# Electric starter for 5hp tecumseh



## Small engine_user (Nov 14, 2020)

Have a craftsman 5/22 with a 5hp tecumseh. Looking for an electric starter and was wondering if there is specific starters for different hp engines. 
thanks


----------



## 140278 (Aug 27, 2020)

first you need to make sure you have the correct flywheel on the motor, look for a removeable .throw away plate where the starter bolts, make sure the flywheel has a ring gear attached.
than yes small frame.medium frame and large frame tec's use different starter motors some more than 1 style


----------



## paulm12 (May 22, 2015)

what is the part number for the 5hp TEC engine? It is usually stamped right on top of the recoil shroud. Should be something like "HS50 -xxx". Then we can look up the starter that will fit.

tx


----------



## Small engine_user (Nov 14, 2020)

captchas said:


> first you need to make sure you have the correct flywheel on the motor, look for a removeable .throw away plate where the starter bolts, make sure the flywheel has a ring gear attached.
> than yes small frame.medium frame and large frame tec's use different starter motors some more than 1 style


there is a small white sticker that says "this engine has provisions for an electric starter kit" 
im guessing that means i can add an electric starter? and which starter would i use the small medium or large?


----------



## Small engine_user (Nov 14, 2020)

paulm12 said:


> what is the part number for the 5hp TEC engine? It is usually stamped right on top of the recoil shroud. Should be something like "HS50 -xxx". Then we can look up the starter that will fit.
> 
> tx


part number is hs50 67326k


----------



## 3vanman (Nov 21, 2017)

Small engine_user said:


> there is a small white sticker that says "this engine has provisions for an electric starter kit"
> im guessing that means i can add an electric starter? and which starter would i use the small medium or large?

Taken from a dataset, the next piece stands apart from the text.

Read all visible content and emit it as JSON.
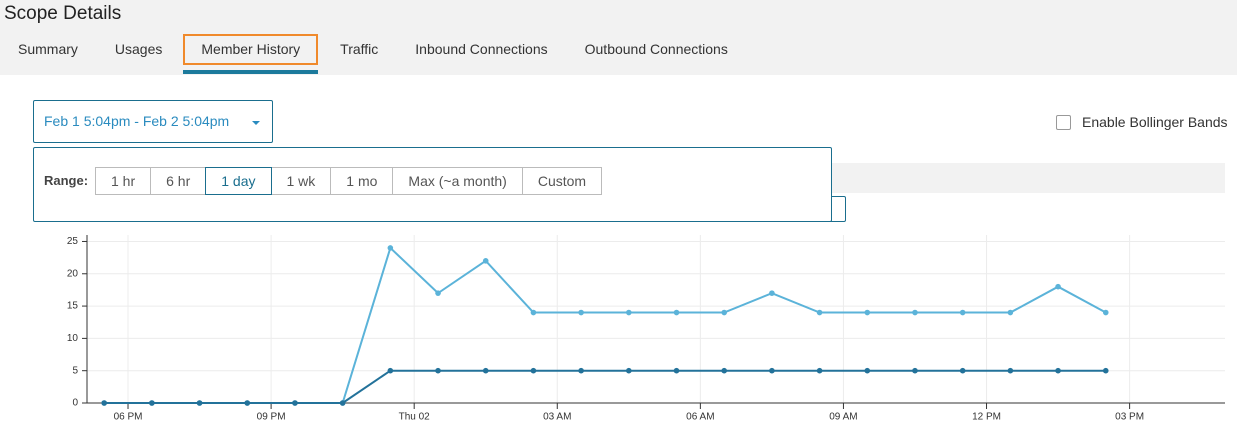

Yes, it does, but it is also important to have the engine model info, as there may be more than one "option" for starters.


----------



## 3vanman (Nov 21, 2017)

Small engine_user said:


> hs50 67326k


According to the number you suppled, and Jacks Small Engines listings, this is the starter listed Tecumseh 33290H Elec Starter W/Cord - Jacks Small Engines


----------



## Small engine_user (Nov 14, 2020)

3vanman said:


> According to the number you suppled, and Jacks Small Engines listings, this is the starter listed Tecumseh 33290H Elec Starter W/Cord - Jacks Small Engines


ok i will look into that thank you


----------



## koreywill (Feb 4, 2014)

Using your p/n I came up with this: Amazon.com: New 120V Electric Starter Replacement For TECUMSEH SNOWBLOWER HSK40 HSSK LH OH195 OHSK 33290E, 72200600 33290, 33290A, 33290B, 33290C, 33290D, 33517: Automotive
Double check all numbers to make sure that it will work.


----------